Mais le ministère de la Défense s'est gardé de confirmer l'information. Il précisait seulement que des Français pouvaient se situer dans ce camp d'entraînement, où ils devaient être formés à perpétrer des attentats en Europe, mais ne confirmait "aucun élément précis relatif à ce bombardement". Or, selon Le Monde , l'armée française aurait bien eu connaissance de l'identité d'au moins trois Français présents dans ce centre, dont Salim Benghalem.

Ce Français, originaire de Cachan (Val-de-Marne) est recherché pour activités terroristes. Il est considéré comme responsable de l'accueil des francophones et des Français au sein de Daech. Ce sont les services de renseignements américains qui auraient aidé l'armée française à le localiser.

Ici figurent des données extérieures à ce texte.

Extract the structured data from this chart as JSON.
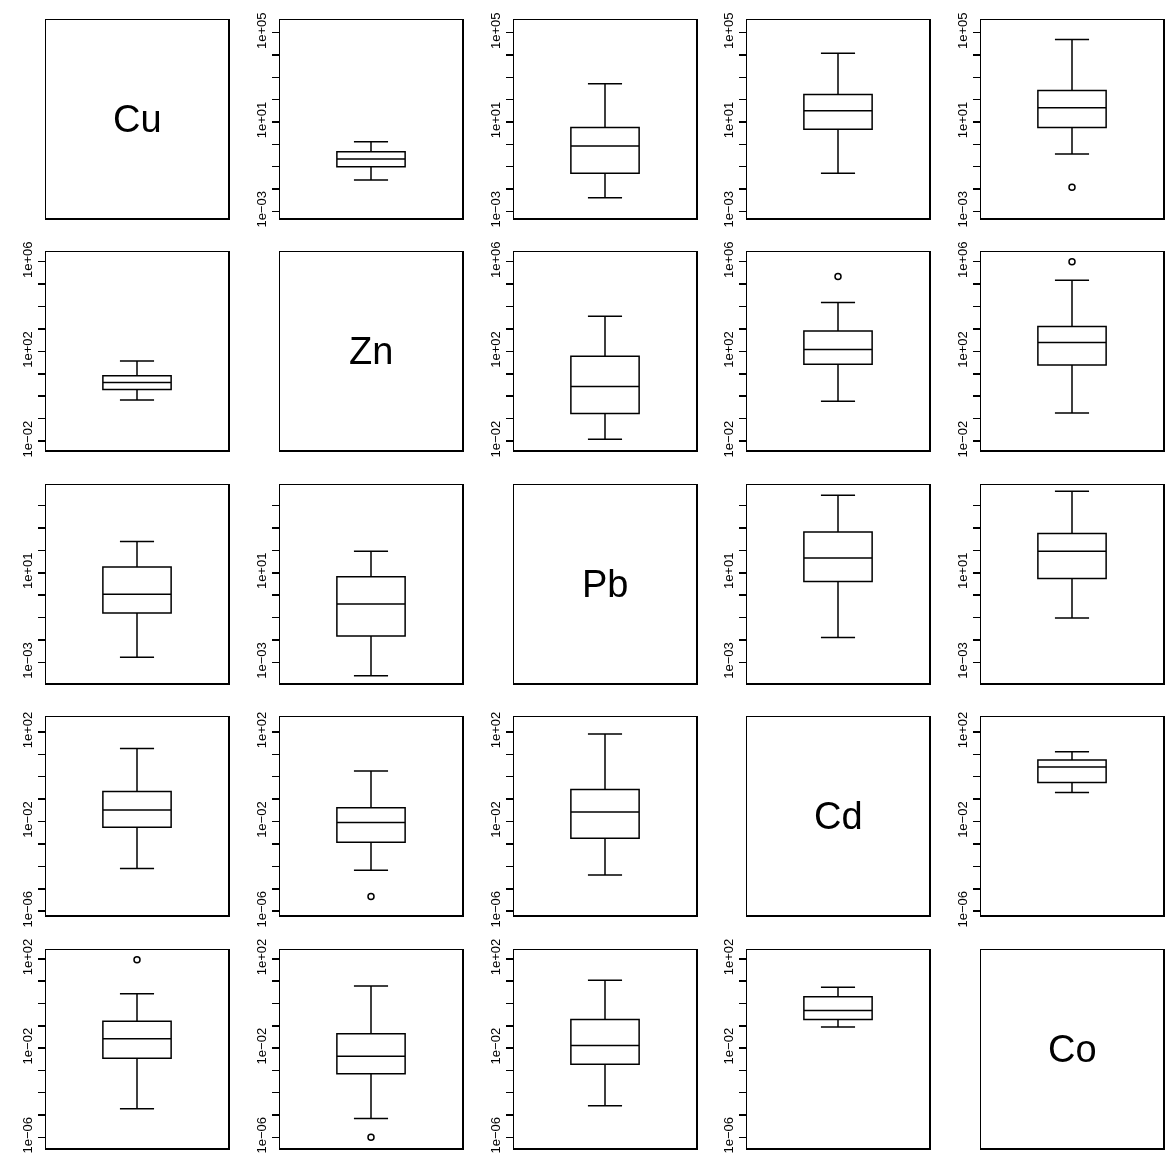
{
  "chart_data": [
    {
      "type": "other",
      "title": "Cu"
    },
    {
      "type": "box",
      "categories": [
        null
      ],
      "log": true,
      "tick_labels": "y",
      "ylim": [
        0.0005,
        370000
      ],
      "yticks": [
        {
          "value": 0.001,
          "label": "1e−03"
        },
        {
          "value": 0.01,
          "label": null
        },
        {
          "value": 0.1,
          "label": null
        },
        {
          "value": 1,
          "label": null
        },
        {
          "value": 10,
          "label": "1e+01"
        },
        {
          "value": 100,
          "label": null
        },
        {
          "value": 1000,
          "label": null
        },
        {
          "value": 10000,
          "label": null
        },
        {
          "value": 100000,
          "label": "1e+05"
        }
      ],
      "boxes": [
        {
          "low": 0.025,
          "q1": 0.1,
          "median": 0.22,
          "q3": 0.46,
          "high": 1.3
        }
      ]
    },
    {
      "type": "box",
      "categories": [
        null
      ],
      "log": true,
      "tick_labels": "y",
      "ylim": [
        0.0005,
        370000
      ],
      "yticks": [
        {
          "value": 0.001,
          "label": "1e−03"
        },
        {
          "value": 0.01,
          "label": null
        },
        {
          "value": 0.1,
          "label": null
        },
        {
          "value": 1,
          "label": null
        },
        {
          "value": 10,
          "label": "1e+01"
        },
        {
          "value": 100,
          "label": null
        },
        {
          "value": 1000,
          "label": null
        },
        {
          "value": 10000,
          "label": null
        },
        {
          "value": 100000,
          "label": "1e+05"
        }
      ],
      "boxes": [
        {
          "low": 0.004,
          "q1": 0.05,
          "median": 0.83,
          "q3": 5.6,
          "high": 520
        }
      ]
    },
    {
      "type": "box",
      "categories": [
        null
      ],
      "log": true,
      "tick_labels": "y",
      "ylim": [
        0.0005,
        370000
      ],
      "yticks": [
        {
          "value": 0.001,
          "label": "1e−03"
        },
        {
          "value": 0.01,
          "label": null
        },
        {
          "value": 0.1,
          "label": null
        },
        {
          "value": 1,
          "label": null
        },
        {
          "value": 10,
          "label": "1e+01"
        },
        {
          "value": 100,
          "label": null
        },
        {
          "value": 1000,
          "label": null
        },
        {
          "value": 10000,
          "label": null
        },
        {
          "value": 100000,
          "label": "1e+05"
        }
      ],
      "boxes": [
        {
          "low": 0.05,
          "q1": 4.7,
          "median": 32,
          "q3": 170,
          "high": 12000
        }
      ]
    },
    {
      "type": "box",
      "categories": [
        null
      ],
      "log": true,
      "tick_labels": "y",
      "ylim": [
        0.0005,
        370000
      ],
      "yticks": [
        {
          "value": 0.001,
          "label": "1e−03"
        },
        {
          "value": 0.01,
          "label": null
        },
        {
          "value": 0.1,
          "label": null
        },
        {
          "value": 1,
          "label": null
        },
        {
          "value": 10,
          "label": "1e+01"
        },
        {
          "value": 100,
          "label": null
        },
        {
          "value": 1000,
          "label": null
        },
        {
          "value": 10000,
          "label": null
        },
        {
          "value": 100000,
          "label": "1e+05"
        }
      ],
      "boxes": [
        {
          "low": 0.37,
          "q1": 5.6,
          "median": 43,
          "q3": 260,
          "high": 49000,
          "outliers": [
            0.012
          ]
        }
      ]
    },
    {
      "type": "box",
      "categories": [
        null
      ],
      "log": true,
      "tick_labels": "y",
      "ylim": [
        0.004,
        2700000
      ],
      "yticks": [
        {
          "value": 0.01,
          "label": "1e−02"
        },
        {
          "value": 0.1,
          "label": null
        },
        {
          "value": 1,
          "label": null
        },
        {
          "value": 10,
          "label": null
        },
        {
          "value": 100,
          "label": "1e+02"
        },
        {
          "value": 1000,
          "label": null
        },
        {
          "value": 10000,
          "label": null
        },
        {
          "value": 100000,
          "label": null
        },
        {
          "value": 1000000,
          "label": "1e+06"
        }
      ],
      "boxes": [
        {
          "low": 0.68,
          "q1": 2.0,
          "median": 4.1,
          "q3": 8.1,
          "high": 37
        }
      ]
    },
    {
      "type": "other",
      "title": "Zn"
    },
    {
      "type": "box",
      "categories": [
        null
      ],
      "log": true,
      "tick_labels": "y",
      "ylim": [
        0.004,
        2700000
      ],
      "yticks": [
        {
          "value": 0.01,
          "label": "1e−02"
        },
        {
          "value": 0.1,
          "label": null
        },
        {
          "value": 1,
          "label": null
        },
        {
          "value": 10,
          "label": null
        },
        {
          "value": 100,
          "label": "1e+02"
        },
        {
          "value": 1000,
          "label": null
        },
        {
          "value": 10000,
          "label": null
        },
        {
          "value": 100000,
          "label": null
        },
        {
          "value": 1000000,
          "label": "1e+06"
        }
      ],
      "boxes": [
        {
          "low": 0.012,
          "q1": 0.17,
          "median": 2.7,
          "q3": 60,
          "high": 3700
        }
      ]
    },
    {
      "type": "box",
      "categories": [
        null
      ],
      "log": true,
      "tick_labels": "y",
      "ylim": [
        0.004,
        2700000
      ],
      "yticks": [
        {
          "value": 0.01,
          "label": "1e−02"
        },
        {
          "value": 0.1,
          "label": null
        },
        {
          "value": 1,
          "label": null
        },
        {
          "value": 10,
          "label": null
        },
        {
          "value": 100,
          "label": "1e+02"
        },
        {
          "value": 1000,
          "label": null
        },
        {
          "value": 10000,
          "label": null
        },
        {
          "value": 100000,
          "label": null
        },
        {
          "value": 1000000,
          "label": "1e+06"
        }
      ],
      "boxes": [
        {
          "low": 0.6,
          "q1": 27,
          "median": 120,
          "q3": 810,
          "high": 15000,
          "outliers": [
            220000
          ]
        }
      ]
    },
    {
      "type": "box",
      "categories": [
        null
      ],
      "log": true,
      "tick_labels": "y",
      "ylim": [
        0.004,
        2700000
      ],
      "yticks": [
        {
          "value": 0.01,
          "label": "1e−02"
        },
        {
          "value": 0.1,
          "label": null
        },
        {
          "value": 1,
          "label": null
        },
        {
          "value": 10,
          "label": null
        },
        {
          "value": 100,
          "label": "1e+02"
        },
        {
          "value": 1000,
          "label": null
        },
        {
          "value": 10000,
          "label": null
        },
        {
          "value": 100000,
          "label": null
        },
        {
          "value": 1000000,
          "label": "1e+06"
        }
      ],
      "boxes": [
        {
          "low": 0.18,
          "q1": 25,
          "median": 250,
          "q3": 1300,
          "high": 150000,
          "outliers": [
            1000000
          ]
        }
      ]
    },
    {
      "type": "box",
      "categories": [
        null
      ],
      "log": true,
      "tick_labels": "y",
      "ylim": [
        0.00012,
        83000
      ],
      "yticks": [
        {
          "value": 0.001,
          "label": "1e−03"
        },
        {
          "value": 0.01,
          "label": null
        },
        {
          "value": 0.1,
          "label": null
        },
        {
          "value": 1,
          "label": null
        },
        {
          "value": 10,
          "label": "1e+01"
        },
        {
          "value": 100,
          "label": null
        },
        {
          "value": 1000,
          "label": null
        },
        {
          "value": 10000,
          "label": null
        }
      ],
      "boxes": [
        {
          "low": 0.0017,
          "q1": 0.16,
          "median": 1.1,
          "q3": 18,
          "high": 250
        }
      ]
    },
    {
      "type": "box",
      "categories": [
        null
      ],
      "log": true,
      "tick_labels": "y",
      "ylim": [
        0.00012,
        83000
      ],
      "yticks": [
        {
          "value": 0.001,
          "label": "1e−03"
        },
        {
          "value": 0.01,
          "label": null
        },
        {
          "value": 0.1,
          "label": null
        },
        {
          "value": 1,
          "label": null
        },
        {
          "value": 10,
          "label": "1e+01"
        },
        {
          "value": 100,
          "label": null
        },
        {
          "value": 1000,
          "label": null
        },
        {
          "value": 10000,
          "label": null
        }
      ],
      "boxes": [
        {
          "low": 0.00025,
          "q1": 0.015,
          "median": 0.4,
          "q3": 6.6,
          "high": 91
        }
      ]
    },
    {
      "type": "other",
      "title": "Pb"
    },
    {
      "type": "box",
      "categories": [
        null
      ],
      "log": true,
      "tick_labels": "y",
      "ylim": [
        0.00012,
        83000
      ],
      "yticks": [
        {
          "value": 0.001,
          "label": "1e−03"
        },
        {
          "value": 0.01,
          "label": null
        },
        {
          "value": 0.1,
          "label": null
        },
        {
          "value": 1,
          "label": null
        },
        {
          "value": 10,
          "label": "1e+01"
        },
        {
          "value": 100,
          "label": null
        },
        {
          "value": 1000,
          "label": null
        },
        {
          "value": 10000,
          "label": null
        }
      ],
      "boxes": [
        {
          "low": 0.013,
          "q1": 4.1,
          "median": 46,
          "q3": 660,
          "high": 29000
        }
      ]
    },
    {
      "type": "box",
      "categories": [
        null
      ],
      "log": true,
      "tick_labels": "y",
      "ylim": [
        0.00012,
        83000
      ],
      "yticks": [
        {
          "value": 0.001,
          "label": "1e−03"
        },
        {
          "value": 0.01,
          "label": null
        },
        {
          "value": 0.1,
          "label": null
        },
        {
          "value": 1,
          "label": null
        },
        {
          "value": 10,
          "label": "1e+01"
        },
        {
          "value": 100,
          "label": null
        },
        {
          "value": 1000,
          "label": null
        },
        {
          "value": 10000,
          "label": null
        }
      ],
      "boxes": [
        {
          "low": 0.095,
          "q1": 5.5,
          "median": 91,
          "q3": 560,
          "high": 44000
        }
      ]
    },
    {
      "type": "box",
      "categories": [
        null
      ],
      "log": true,
      "tick_labels": "y",
      "ylim": [
        6.8e-07,
        460
      ],
      "yticks": [
        {
          "value": 1e-06,
          "label": "1e−06"
        },
        {
          "value": 1e-05,
          "label": null
        },
        {
          "value": 0.0001,
          "label": null
        },
        {
          "value": 0.001,
          "label": null
        },
        {
          "value": 0.01,
          "label": "1e−02"
        },
        {
          "value": 0.1,
          "label": null
        },
        {
          "value": 1,
          "label": null
        },
        {
          "value": 10,
          "label": null
        },
        {
          "value": 100,
          "label": "1e+02"
        }
      ],
      "boxes": [
        {
          "low": 8.1e-05,
          "q1": 0.0055,
          "median": 0.033,
          "q3": 0.22,
          "high": 18
        }
      ]
    },
    {
      "type": "box",
      "categories": [
        null
      ],
      "log": true,
      "tick_labels": "y",
      "ylim": [
        6.8e-07,
        460
      ],
      "yticks": [
        {
          "value": 1e-06,
          "label": "1e−06"
        },
        {
          "value": 1e-05,
          "label": null
        },
        {
          "value": 0.0001,
          "label": null
        },
        {
          "value": 0.001,
          "label": null
        },
        {
          "value": 0.01,
          "label": "1e−02"
        },
        {
          "value": 0.1,
          "label": null
        },
        {
          "value": 1,
          "label": null
        },
        {
          "value": 10,
          "label": null
        },
        {
          "value": 100,
          "label": "1e+02"
        }
      ],
      "boxes": [
        {
          "low": 6.8e-05,
          "q1": 0.0012,
          "median": 0.0091,
          "q3": 0.041,
          "high": 1.8,
          "outliers": [
            4.5e-06
          ]
        }
      ]
    },
    {
      "type": "box",
      "categories": [
        null
      ],
      "log": true,
      "tick_labels": "y",
      "ylim": [
        6.8e-07,
        460
      ],
      "yticks": [
        {
          "value": 1e-06,
          "label": "1e−06"
        },
        {
          "value": 1e-05,
          "label": null
        },
        {
          "value": 0.0001,
          "label": null
        },
        {
          "value": 0.001,
          "label": null
        },
        {
          "value": 0.01,
          "label": "1e−02"
        },
        {
          "value": 0.1,
          "label": null
        },
        {
          "value": 1,
          "label": null
        },
        {
          "value": 10,
          "label": null
        },
        {
          "value": 100,
          "label": "1e+02"
        }
      ],
      "boxes": [
        {
          "low": 4.1e-05,
          "q1": 0.0018,
          "median": 0.027,
          "q3": 0.27,
          "high": 81
        }
      ]
    },
    {
      "type": "other",
      "title": "Cd"
    },
    {
      "type": "box",
      "categories": [
        null
      ],
      "log": true,
      "tick_labels": "y",
      "ylim": [
        6.8e-07,
        460
      ],
      "yticks": [
        {
          "value": 1e-06,
          "label": "1e−06"
        },
        {
          "value": 1e-05,
          "label": null
        },
        {
          "value": 0.0001,
          "label": null
        },
        {
          "value": 0.001,
          "label": null
        },
        {
          "value": 0.01,
          "label": "1e−02"
        },
        {
          "value": 0.1,
          "label": null
        },
        {
          "value": 1,
          "label": null
        },
        {
          "value": 10,
          "label": null
        },
        {
          "value": 100,
          "label": "1e+02"
        }
      ],
      "boxes": [
        {
          "low": 0.2,
          "q1": 0.55,
          "median": 2.7,
          "q3": 5.5,
          "high": 13
        }
      ]
    },
    {
      "type": "box",
      "categories": [
        null
      ],
      "log": true,
      "tick_labels": "y",
      "ylim": [
        3.3e-07,
        250
      ],
      "yticks": [
        {
          "value": 1e-06,
          "label": "1e−06"
        },
        {
          "value": 1e-05,
          "label": null
        },
        {
          "value": 0.0001,
          "label": null
        },
        {
          "value": 0.001,
          "label": null
        },
        {
          "value": 0.01,
          "label": "1e−02"
        },
        {
          "value": 0.1,
          "label": null
        },
        {
          "value": 1,
          "label": null
        },
        {
          "value": 10,
          "label": null
        },
        {
          "value": 100,
          "label": "1e+02"
        }
      ],
      "boxes": [
        {
          "low": 1.9e-05,
          "q1": 0.0035,
          "median": 0.026,
          "q3": 0.16,
          "high": 2.7,
          "outliers": [
            91
          ]
        }
      ]
    },
    {
      "type": "box",
      "categories": [
        null
      ],
      "log": true,
      "tick_labels": "y",
      "ylim": [
        3.3e-07,
        250
      ],
      "yticks": [
        {
          "value": 1e-06,
          "label": "1e−06"
        },
        {
          "value": 1e-05,
          "label": null
        },
        {
          "value": 0.0001,
          "label": null
        },
        {
          "value": 0.001,
          "label": null
        },
        {
          "value": 0.01,
          "label": "1e−02"
        },
        {
          "value": 0.1,
          "label": null
        },
        {
          "value": 1,
          "label": null
        },
        {
          "value": 10,
          "label": null
        },
        {
          "value": 100,
          "label": "1e+02"
        }
      ],
      "boxes": [
        {
          "low": 6.9e-06,
          "q1": 0.00071,
          "median": 0.0043,
          "q3": 0.044,
          "high": 6,
          "outliers": [
            1e-06
          ]
        }
      ]
    },
    {
      "type": "box",
      "categories": [
        null
      ],
      "log": true,
      "tick_labels": "y",
      "ylim": [
        3.3e-07,
        250
      ],
      "yticks": [
        {
          "value": 1e-06,
          "label": "1e−06"
        },
        {
          "value": 1e-05,
          "label": null
        },
        {
          "value": 0.0001,
          "label": null
        },
        {
          "value": 0.001,
          "label": null
        },
        {
          "value": 0.01,
          "label": "1e−02"
        },
        {
          "value": 0.1,
          "label": null
        },
        {
          "value": 1,
          "label": null
        },
        {
          "value": 10,
          "label": null
        },
        {
          "value": 100,
          "label": "1e+02"
        }
      ],
      "boxes": [
        {
          "low": 2.6e-05,
          "q1": 0.0019,
          "median": 0.013,
          "q3": 0.19,
          "high": 11
        }
      ]
    },
    {
      "type": "box",
      "categories": [
        null
      ],
      "log": true,
      "tick_labels": "y",
      "ylim": [
        3.3e-07,
        250
      ],
      "yticks": [
        {
          "value": 1e-06,
          "label": "1e−06"
        },
        {
          "value": 1e-05,
          "label": null
        },
        {
          "value": 0.0001,
          "label": null
        },
        {
          "value": 0.001,
          "label": null
        },
        {
          "value": 0.01,
          "label": "1e−02"
        },
        {
          "value": 0.1,
          "label": null
        },
        {
          "value": 1,
          "label": null
        },
        {
          "value": 10,
          "label": null
        },
        {
          "value": 100,
          "label": "1e+02"
        }
      ],
      "boxes": [
        {
          "low": 0.087,
          "q1": 0.19,
          "median": 0.49,
          "q3": 2.0,
          "high": 5.4
        }
      ]
    },
    {
      "type": "other",
      "title": "Co"
    }
  ]
}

L'identité et le nombre de victimes connus de la France

Le quotidien affirme que les premières frappes françaises en Syrie ont été pensées autour de Salim Benghalem. Plusieurs lieux ont été identifiés autour de Raqqa, afin d'atteindre le Français. Le camp visé le 8 octobre était un lieu de transit et de résidence de recrues francophones.

Aucune source ne confirme pourtant aujourd'hui que Salim Benghalem et les deux autres Français ont péri dans ce bombardement, mais selon Le Monde, l'Etat serait bien au fait des résultats de cette frappe, à savoir le nombre de morts et l'identité des victimes.